The first week back from the Easter break sees the release of some key data, including the latest US non-farm payrolls figures. This March report will be of particular interest as it follows new Federal Reserve chairman Jerome Powell’s first FOMC meeting and rate hike.
While all the numbers will be noted, analysed and acted upon, the earnings figures remain among the most important details when looking for clues about the future path of interest rates in the US.
Slower wage growth?
There were fears towards the end of 2017 and in the first weeks of 2018, that earnings growth was ramping up more quickly than the economy could handle and would require more rate hikes than previously anticipated.
However, the February NFP report showed hourly earnings growth of 2.6%, below expectations of 2.8%. That number eased concerns over the potential pace of US interest rate hikes. But, if the March figure surprises on the upside, those fears could return.
And, just as the stock market rallied after the February report, a too strong pickup in earnings growth in March, could weigh on investor sentiment and possibly incite a market sell-off at the end of the week.
Payrolls numbers matter too
While there is a particular focus on earnings growth right now, the actual payrolls data remain as significant as ever.

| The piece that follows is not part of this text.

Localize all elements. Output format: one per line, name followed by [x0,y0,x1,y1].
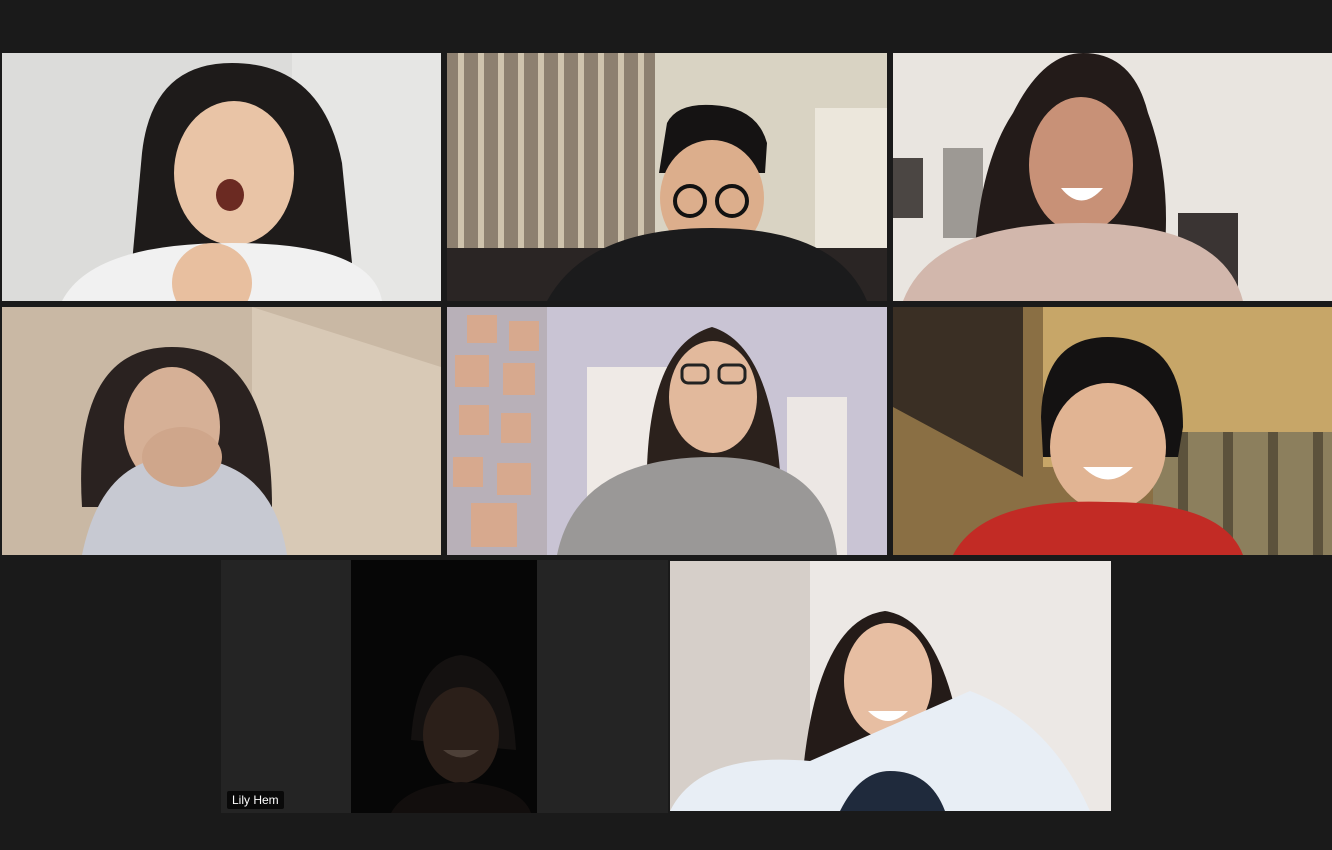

When payrolls rise, it shows the economy is growing and businesses are confident. When payrolls fall it’s either due to an unexpected, major event. Or – more worryingly – it highlights that the economy isn’t doing as well and that business and consumer confidence is on the way down.
A Reuters poll of analysts forecasts payrolls to rise 230,000 in March and for an unemployment rate of 4% – down from 4.1% in February.
If the data bear out this forecast – and earnings growth remains more muted – then investors will likely be upbeat as it would suggest a growing economy and under control inflationary pressures.